This week’s memories are provided by Keith Rowe who attended Daniel Stewart’s College and left in 1956. Keith says:

“The second world war was over by the time I entered the Senior School. Education in Scotland was still considered to be the finest in the UK. The teachers were very experienced and mostly of the “old school”. We certainly studied a wide range of subjects until the Fourth Form when we started the subjects we were to take in the School Leaving Certificates in the fifth form, where we took a Higher or Lower according to ability both at the same time. We were interviewed by Dr Robbie, the Headmaster. He told me he had put me in for 5 Highers and 2 Lowers but he thought I would not get them all. ‘Right’. I thought, ‘I’ll show you’ and began to swot. Looking back I am sure that was his intention – it certainly worked. Later on in life, I have been grateful for the breadth of my school education. I obtained a University entrance, studied Chemistry at Edinburgh and then moved down to Birmingham, where my parents now lived and there I got a job in the paint industry. I had a happy life working for Postans Paints, Docker Brothers, Courtaulds and eventually PPG Industries as an analytical chemist. The last ten years of my working life I spent travelling round the world as a trouble shooter. I got this job on the grounds of  knowing what the paints contained so that I was in a position to analyse technical problems.  At the age of 62, just as my working life began to be a bit much for me  (I was on an aircraft several times a week) I was offered a package for early retirement and ran to the bank and put the money in before anyone changed their mind!  My wife Vera had become ill with malignant melanoma so I was fortunate to have several years with her before she died.

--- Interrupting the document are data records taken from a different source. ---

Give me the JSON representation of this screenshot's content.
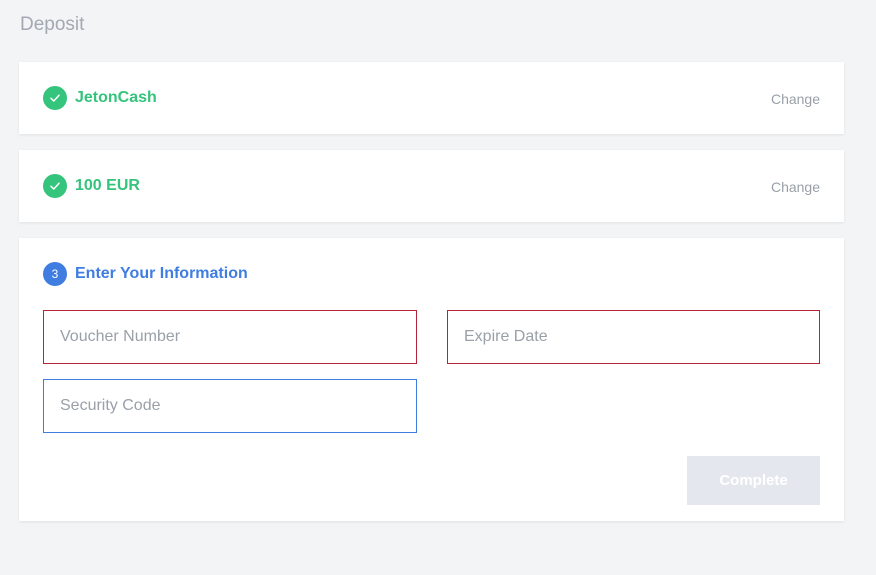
{
  "page": {
    "title": "Deposit"
  },
  "steps": {
    "step1": {
      "label": "JetonCash",
      "status": "complete",
      "change_label": "Change"
    },
    "step2": {
      "label": "100 EUR",
      "status": "complete",
      "change_label": "Change"
    },
    "step3": {
      "number": "3",
      "label": "Enter Your Information",
      "status": "active",
      "fields": {
        "voucher_placeholder": "Voucher Number",
        "expire_placeholder": "Expire Date",
        "security_placeholder": "Security Code"
      },
      "complete_label": "Complete"
    }
  },
  "colors": {
    "success": "#34c47c",
    "accent": "#3f7de0",
    "error_border": "#b3263a",
    "disabled_button": "#e4e8ee"
  },
  "icons": {
    "done": "check-icon"
  }
}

I had an interesting and enjoyable career. In retirement after I lost my wife I had many holidays travelling the world and on one cruise I met Patrick Tobin, former Principal of Stewart’s Melville and Mary Erskine, who enabled me to remake contact with the school. Recently, like old men do, I began to  write my memories down and  produced the present script, which I hope will be of interest to present students and perhaps stimulate other older alumni to write some memories of their schooldays. 

The request for some reflections during the current crisis in the world stimulated me to finish it.  I can’t help feeling that if any more of my contemporaries write about their lives some interesting details of the school’s history might emerge.”